China has won a proposal to end Taiwan’s participating as an observer at the World Health Assembly for the first time in eight years.
It came after a general committee of the assembly proposed to strike out Taiwan’s admission on to the WHA’s 71st meeting on Monday in Geneva.
China called Taiwan’s persistence to remain on the assembly “illegal and unreasonable” and against its “one-China” policy.
But Taiwan, a state of some 23 million people, has been on the assembly as an observer for the last eight years since 2009.
China said it allowed Taiwan’s participation on the basis of a political arrangement which has been taken by a new government.
The status of Taiwan as an independent state or as a territory of China has been the source of controversy.
Delegates from both the Marshall Islands and St Vincent in the Grenadines backed Taiwan’s admission.
Marshall Islands insisted Taiwan’s inclusion was “about global health and human safety, not politics”.
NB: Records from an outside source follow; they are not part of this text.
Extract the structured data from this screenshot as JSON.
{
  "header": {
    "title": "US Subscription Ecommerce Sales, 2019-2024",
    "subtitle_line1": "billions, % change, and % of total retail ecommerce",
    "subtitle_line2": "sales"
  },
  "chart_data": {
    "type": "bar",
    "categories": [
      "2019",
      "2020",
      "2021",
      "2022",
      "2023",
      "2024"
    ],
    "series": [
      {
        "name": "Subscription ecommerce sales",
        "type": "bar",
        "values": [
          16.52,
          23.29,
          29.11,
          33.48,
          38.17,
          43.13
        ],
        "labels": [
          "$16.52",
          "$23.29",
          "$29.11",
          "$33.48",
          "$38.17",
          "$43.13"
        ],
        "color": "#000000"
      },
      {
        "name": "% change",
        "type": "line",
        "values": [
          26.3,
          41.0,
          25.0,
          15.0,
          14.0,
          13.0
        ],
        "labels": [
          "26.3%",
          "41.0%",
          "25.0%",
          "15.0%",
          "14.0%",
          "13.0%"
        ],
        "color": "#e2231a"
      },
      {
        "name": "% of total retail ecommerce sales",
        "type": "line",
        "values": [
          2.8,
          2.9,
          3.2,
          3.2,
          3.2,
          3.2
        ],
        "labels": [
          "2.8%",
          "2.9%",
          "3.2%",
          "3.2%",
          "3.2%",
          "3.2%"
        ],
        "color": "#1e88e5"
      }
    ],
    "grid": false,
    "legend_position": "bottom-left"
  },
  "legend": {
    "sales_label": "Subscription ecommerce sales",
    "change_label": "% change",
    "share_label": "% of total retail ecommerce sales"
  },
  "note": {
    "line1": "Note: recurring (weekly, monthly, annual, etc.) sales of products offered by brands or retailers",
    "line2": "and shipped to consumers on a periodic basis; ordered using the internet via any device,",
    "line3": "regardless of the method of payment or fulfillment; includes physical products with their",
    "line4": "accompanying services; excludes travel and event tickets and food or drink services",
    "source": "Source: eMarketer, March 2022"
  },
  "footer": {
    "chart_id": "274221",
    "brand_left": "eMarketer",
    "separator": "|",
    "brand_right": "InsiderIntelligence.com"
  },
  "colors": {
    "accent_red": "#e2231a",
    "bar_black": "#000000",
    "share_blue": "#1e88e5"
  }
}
Taiwan acquires health and safety information often late, and its contact point is not listed on the WHA site—an arrangement that impairs information passage, the Marshall Islands argued.
It insisted Taiwan missed out on opportunity to learn technical information.
“Let’s not leave 23 million people of Taiwan behind,” Marshall Islands argued.
For long, Taiwan has existed in international meetings—attending the World Health Assembly for eight years—under the label “Chinese Taipei”.
The Grenadines insisted previous invitation to Taipei served as basis for its recognition at the assembly and that Taiwan’s observer status did not contravene the “one China” policy.
Pakistan’s support of one-China policy helped quash Taiwan’s admission after it backed what it called “efforts to safeguard China’s sovereignty and territorial integrity.”
It condemned efforts of Taiwan and its supporters to introduce “divisive issues” using what it called “self-serving moves to undermine WHA efforts.”
It said the Taiwan issue was “wasting time and resources on petty politics.”